The stories get ever darker as they go on; yet at the same time they reflect back at us the eternal aspects of human nature. These concepts of love, creativity, and archetypal characters can be seen in literature that stretches back, just as well as these stories which reach forwards. For example similar qualities are ever present in the Gothic literature canon from the Victorian age, which was also written, fearfully, about another dramatic technological change: the Industrial Revolution. The introduction to Love in the Anthropocene reflects the way people from the Victorian age looked forward to our time and found the predicted way of life disturbing.
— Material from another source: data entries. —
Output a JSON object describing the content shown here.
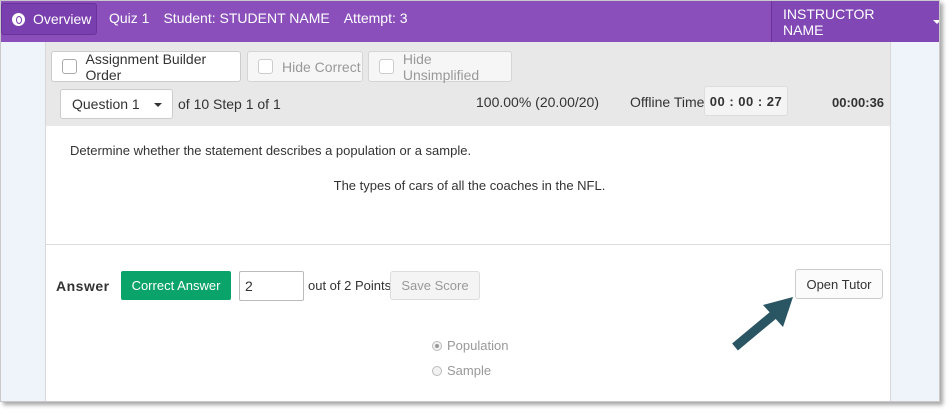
{
  "topbar": {
    "overview_label": "Overview",
    "quiz": "Quiz 1",
    "student": "Student: STUDENT NAME",
    "attempt": "Attempt: 3",
    "instructor": "INSTRUCTOR NAME",
    "color": "#8a4fbb"
  },
  "toolbar": {
    "assignment_builder_order": "Assignment Builder Order",
    "hide_correct": "Hide Correct",
    "hide_unsimplified": "Hide Unsimplified",
    "question_select": "Question 1",
    "step_text": "of 10 Step 1 of 1",
    "score_percent": "100.00% (20.00/20)",
    "offline_label": "Offline Time:",
    "offline_time": "00 : 00 : 27",
    "timer": "00:00:36"
  },
  "question": {
    "prompt": "Determine whether the statement describes a population or a sample.",
    "statement": "The types of cars of all the coaches in the NFL."
  },
  "answer": {
    "label": "Answer",
    "correct_answer_label": "Correct Answer",
    "points_value": "2",
    "out_of": "out of 2 Points",
    "save_score": "Save Score",
    "open_tutor": "Open Tutor",
    "accent_color": "#0aa36a",
    "options": [
      {
        "label": "Population",
        "selected": true
      },
      {
        "label": "Sample",
        "selected": false
      }
    ]
  },
  "annotation": {
    "arrow_color": "#2a5563",
    "arrow_icon": "arrow-pointing-up-right"
  }
}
This book tries to do the same thing, in the league of George Orwell’s Nineteen Eighty-Four, it looks to an invasive and unnatural future with a dystopian sweep.

The four quarters of the book look at different aspects of the Anthropocene Age. The titles are fairly self-explanatory, so ‘Flyfishing’ is about exactly that whilst ‘Carbon’ is set on the one-hundredth floor of an office building for a business dedicated to removing and re-using carbon from the atmosphere.

Overall Love in the Anthropocene is an original and highly creative look at the future we are currently creating for ourselves. Instead of exaggerating the stories into tales of a wild dystopia, the two authors use gentle details that affect the reader on a basic emotional level and are perhaps even more disturbing than a disaster novel.